World Resources Institute climate debate

There is overwhelming scientific consensus on one side of this “debate.” Graphic from the World Resources Institute.

Many scientists have cried foul. The science is settled and the debate over. In fact, a new study asserts that in every contrarian climate science paper, the assumptions, methodologies or analyses are flawed. When corrected, the papers fall in line with scientific consensus.

A red-team blue-team debate with the same number of team members in each team also creates a false equivalency. The red team represents 3% of scientists worldwide—not 50%. Unless the red team has three scientists and the blue team 97 scientists on stage, the optics alone are misleading.

Where do citizens stand?

A recent national survey conducted by the Yale Program on Climate Change Communication shows what registered voters across party lines currently believe about climate change:

  • 71% think global warming is happening
  • 56% think global warming is caused mostly by human activities
  • 68% think the U.S. should reduce its greenhouse gas emissions
  • 52% think global warming should be a high or very high priority for the president and Congress

We’re finally starting to come to public agreement. We know from the tobacco industry scandal that public debate over science can create skepticism in the public’s mind for decades. A televised debate could weaken our public agreement and thwart progress. It offers ample opportunity for false claims to be presented with authority, and for critical scientific information to be cut off with the sound of buzzer as a segment times out.

We must also consider Pruitt’s track record and question if ulterior motives exist. He’s a steadfast climate skeptic who is leading the Trump administration’s agenda to remove environmental protections. Because of the many regulations he abolished, the climate science data he erased, and the scientists and other staff he’s eliminated, the fossil fuel industry is now more free to mine, drill and otherwise increase the CO2 emissions driving climate change. Is Pruitt really suddenly eager to be proven wrong so he can redo everything he so rapidly dismantled?

And who are the government scientists on the red team? Are they respected scientists with peer-reviewed research? Or are they industry lobbyists like the ones the tobacco industry hired for decades to twist the scientific evidence linking cigarette smoking and cancer?

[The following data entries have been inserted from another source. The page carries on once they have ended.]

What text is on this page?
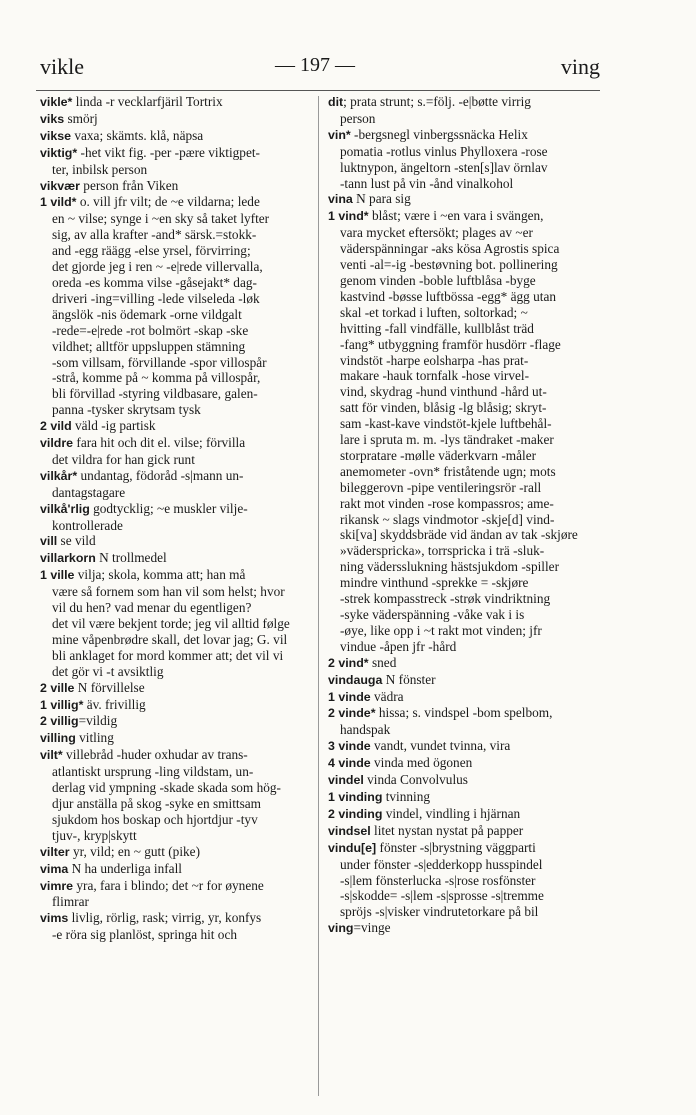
vikle	— 197 —	ving
vikle* linda -r vecklarfjäril Tortrix
viks smörj
vikse vaxa; skämts. klå, näpsa
viktig* -het vikt fig. -per -pære viktigpet-
ter, inbilsk person
vikvær person från Viken
1 vild* o. vill jfr vilt; de ~e vildarna; lede
en ~ vilse; synge i ~en sky så taket lyfter
sig, av alla krafter -and* särsk.=stokk-
and -egg räägg -else yrsel, förvirring;
det gjorde jeg i ren ~ -e|rede villervalla,
oreda -es komma vilse -gåsejakt* dag-
driveri -ing=villing -lede vilseleda -løk
ängslök -nis ödemark -orne vildgalt
-rede=-e|rede -rot bolmört -skap -ske
vildhet; alltför uppsluppen stämning
-som villsam, förvillande -spor villospår
-strå, komme på ~ komma på villospår,
bli förvillad -styring vildbasare, galen-
panna -tysker skrytsam tysk
2 vild väld -ig partisk
vildre fara hit och dit el. vilse; förvilla
det vildra for han gick runt
vilkår* undantag, födoråd -s|mann un-
dantagstagare
vilkå'rlig godtycklig; ~e muskler vilje-
kontrollerade
vill se vild
villarkorn N trollmedel
1 ville vilja; skola, komma att; han må
være så fornem som han vil som helst; hvor
vil du hen? vad menar du egentligen?
det vil være bekjent torde; jeg vil alltid følge
mine våpenbrødre skall, det lovar jag; G. vil
bli anklaget for mord kommer att; det vil vi
det gör vi -t avsiktlig
2 ville N förvillelse
1 villig* äv. frivillig
2 villig=vildig
villing vitling
vilt* villebråd -huder oxhudar av trans-
atlantiskt ursprung -ling vildstam, un-
derlag vid ympning -skade skada som hög-
djur anställa på skog -syke en smittsam
sjukdom hos boskap och hjortdjur -tyv
tjuv-, kryp|skytt
vilter yr, vild; en ~ gutt (pike)
vima N ha underliga infall
vimre yra, fara i blindo; det ~r for øynene
flimrar
vims livlig, rörlig, rask; virrig, yr, konfys
-e röra sig planlöst, springa hit och
dit; prata strunt; s.=följ. -e|bøtte virrig
person
vin* -bergsnegl vinbergssnäcka Helix
pomatia -rotlus vinlus Phylloxera -rose
luktnypon, ängeltorn -sten[s]lav örnlav
-tann lust på vin -ånd vinalkohol
vina N para sig
1 vind* blåst; være i ~en vara i svängen,
vara mycket eftersökt; plages av ~er
väderspänningar -aks kösa Agrostis spica
venti -al=-ig -bestøvning bot. pollinering
genom vinden -boble luftblåsa -byge
kastvind -bøsse luftbössa -egg* ägg utan
skal -et torkad i luften, soltorkad; ~
hvitting -fall vindfälle, kullblåst träd
-fang* utbyggning framför husdörr -flage
vindstöt -harpe eolsharpa -has prat-
makare -hauk tornfalk -hose virvel-
vind, skydrag -hund vinthund -hård ut-
satt för vinden, blåsig -lg blåsig; skryt-
sam -kast-kave vindstöt-kjele luftbehål-
lare i spruta m. m. -lys tändraket -maker
storpratare -mølle väderkvarn -måler
anemometer -ovn* friståtende ugn; mots
bileggerovn -pipe ventileringsrör -rall
rakt mot vinden -rose kompassros; ame-
rikansk ~ slags vindmotor -skje[d] vind-
ski[va] skyddsbräde vid ändan av tak -skjøre
»vädersprickа», torrspricka i trä -sluk-
ning vädersslukning hästsjukdom -spiller
mindre vinthund -sprekke = -skjøre
-strek kompasstreck -strøk vindriktning
-syke väderspänning -våke vak i is
-øye, like opp i ~t rakt mot vinden; jfr
vindue -åpen jfr -hård
2 vind* sned
vindauga N fönster
1 vinde vädra
2 vinde* hissa; s. vindspel -bom spelbom,
handspak
3 vinde vandt, vundet tvinna, vira
4 vinde vinda med ögonen
vindel vinda Convolvulus
1 vinding tvinning
2 vinding vindel, vindling i hjärnan
vindsel litet nystan nystat på papper
vindu[e] fönster -s|brystning väggparti
under fönster -s|edderkopp husspindel
-s|lem fönsterlucka -s|rose rosfönster
-s|skodde= -s|lem -s|sprosse -s|tremme
spröjs -s|visker vindrutetorkare på bil
ving=vinge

For that matter, is this whole exercise really concerned with finding the truth, or with creating confusion and doubt? Because history has taught us that technique works. If you sow enough doubt about scientific evidence in the public’s mind, you can stall action being taken on an issue for decades. And every minute, hour and day you stall action, financial profits continue to be reaped.

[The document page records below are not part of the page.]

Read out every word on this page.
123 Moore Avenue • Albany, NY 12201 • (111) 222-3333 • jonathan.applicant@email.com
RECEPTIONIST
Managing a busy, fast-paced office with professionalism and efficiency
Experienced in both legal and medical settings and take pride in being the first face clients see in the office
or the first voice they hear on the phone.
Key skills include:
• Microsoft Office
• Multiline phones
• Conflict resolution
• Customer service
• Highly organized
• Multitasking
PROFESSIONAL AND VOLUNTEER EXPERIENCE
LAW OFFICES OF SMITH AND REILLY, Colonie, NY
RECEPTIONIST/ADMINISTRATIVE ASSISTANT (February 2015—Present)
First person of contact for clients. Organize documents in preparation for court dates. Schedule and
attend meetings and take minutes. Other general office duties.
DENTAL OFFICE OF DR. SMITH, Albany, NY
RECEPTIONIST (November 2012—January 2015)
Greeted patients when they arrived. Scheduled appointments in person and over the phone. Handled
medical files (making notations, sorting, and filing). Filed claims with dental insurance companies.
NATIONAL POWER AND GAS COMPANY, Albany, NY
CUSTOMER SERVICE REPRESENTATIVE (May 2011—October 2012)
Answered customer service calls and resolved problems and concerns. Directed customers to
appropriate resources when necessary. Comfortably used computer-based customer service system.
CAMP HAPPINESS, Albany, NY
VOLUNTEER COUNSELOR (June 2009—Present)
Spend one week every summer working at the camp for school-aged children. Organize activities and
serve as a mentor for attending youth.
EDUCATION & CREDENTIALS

And what better way to sway the maximum amount of people than through a televised event? Especially when your boss is a reality TV star.

Back to basics

As people outside of the scientific community, we might not be able to understand all the scientific data that explains climate change. But we can trust in the scientific method. It’s the same method that enabled us to create all the scientific and technological innovations that make America one of the greatest nations on Earth. That method isn’t suddenly failing.

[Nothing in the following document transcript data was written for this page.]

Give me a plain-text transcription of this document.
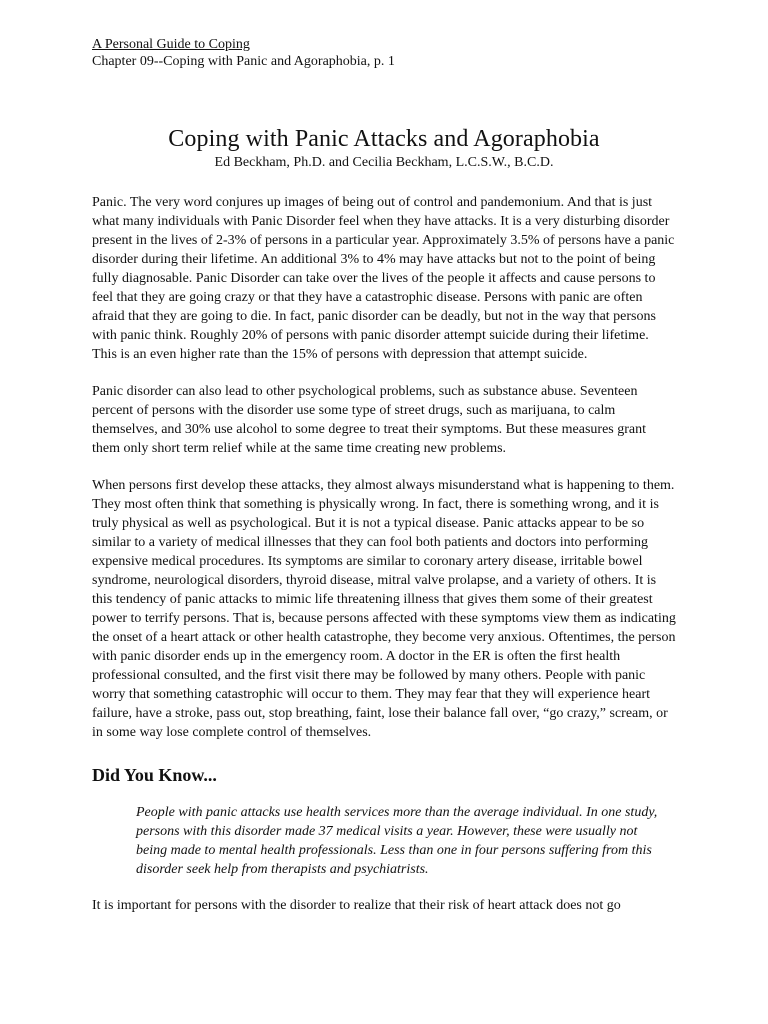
A Personal Guide to Coping
Chapter 09--Coping with Panic and Agoraphobia, p. 1
Coping with Panic Attacks and Agoraphobia

Ed Beckham, Ph.D. and Cecilia Beckham, L.C.S.W., B.C.D.

Panic. The very word conjures up images of being out of control and pandemonium. And that is just what many individuals with Panic Disorder feel when they have attacks. It is a very disturbing disorder present in the lives of 2-3% of persons in a particular year. Approximately 3.5% of persons have a panic disorder during their lifetime. An additional 3% to 4% may have attacks but not to the point of being fully diagnosable. Panic Disorder can take over the lives of the people it affects and cause persons to feel that they are going crazy or that they have a catastrophic disease. Persons with panic are often afraid that they are going to die. In fact, panic disorder can be deadly, but not in the way that persons with panic think. Roughly 20% of persons with panic disorder attempt suicide during their lifetime. This is an even higher rate than the 15% of persons with depression that attempt suicide.

Panic disorder can also lead to other psychological problems, such as substance abuse. Seventeen percent of persons with the disorder use some type of street drugs, such as marijuana, to calm themselves, and 30% use alcohol to some degree to treat their symptoms. But these measures grant them only short term relief while at the same time creating new problems.

When persons first develop these attacks, they almost always misunderstand what is happening to them. They most often think that something is physically wrong. In fact, there is something wrong, and it is truly physical as well as psychological. But it is not a typical disease. Panic attacks appear to be so similar to a variety of medical illnesses that they can fool both patients and doctors into performing expensive medical procedures. Its symptoms are similar to coronary artery disease, irritable bowel syndrome, neurological disorders, thyroid disease, mitral valve prolapse, and a variety of others. It is this tendency of panic attacks to mimic life threatening illness that gives them some of their greatest power to terrify persons. That is, because persons affected with these symptoms view them as indicating the onset of a heart attack or other health catastrophe, they become very anxious. Oftentimes, the person with panic disorder ends up in the emergency room. A doctor in the ER is often the first health professional consulted, and the first visit there may be followed by many others. People with panic worry that something catastrophic will occur to them. They may fear that they will experience heart failure, have a stroke, pass out, stop breathing, faint, lose their balance fall over, “go crazy,” scream, or in some way lose complete control of themselves.

Did You Know...

People with panic attacks use health services more than the average individual. In one study, persons with this disorder made 37 medical visits a year. However, these were usually not being made to mental health professionals. Less than one in four persons suffering from this disorder seek help from therapists and psychiatrists.

It is important for persons with the disorder to realize that their risk of heart attack does not go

And we can still do what our ancestors have always done.  We can observe the natural environment: Global temperatures rising. Warming oceans. Shrinking ice sheets. Glacial retreat. Declining Arctic sea ice. Decreased snow cover. Ocean acidification. Sea level rise. And more extreme, catastrophic weather events like back-to-back Hurricane Harvey and Hurricane Irma.

This is all undeniable evidence that we can see, feel, hear and touch. It’s evidence of a rapidly warming planet calling for climate action. But this time, we don’t have half a century to circle back to what scientific consensus already tells us.

Let’s not be fooled by an unnecessary, contrived climate change debate, televised or not. After all, we still need to take our cues from nature to survive, adapt and thrive.

Pam Shaouy
As a child, Pam refused to let her parents cut down a maple tree, even though its roots were causing plumbing problems. Today, she's a semi-retired copy and scriptwriter with deep experience writing about IT solutions that help industries work smarter and more sustainably.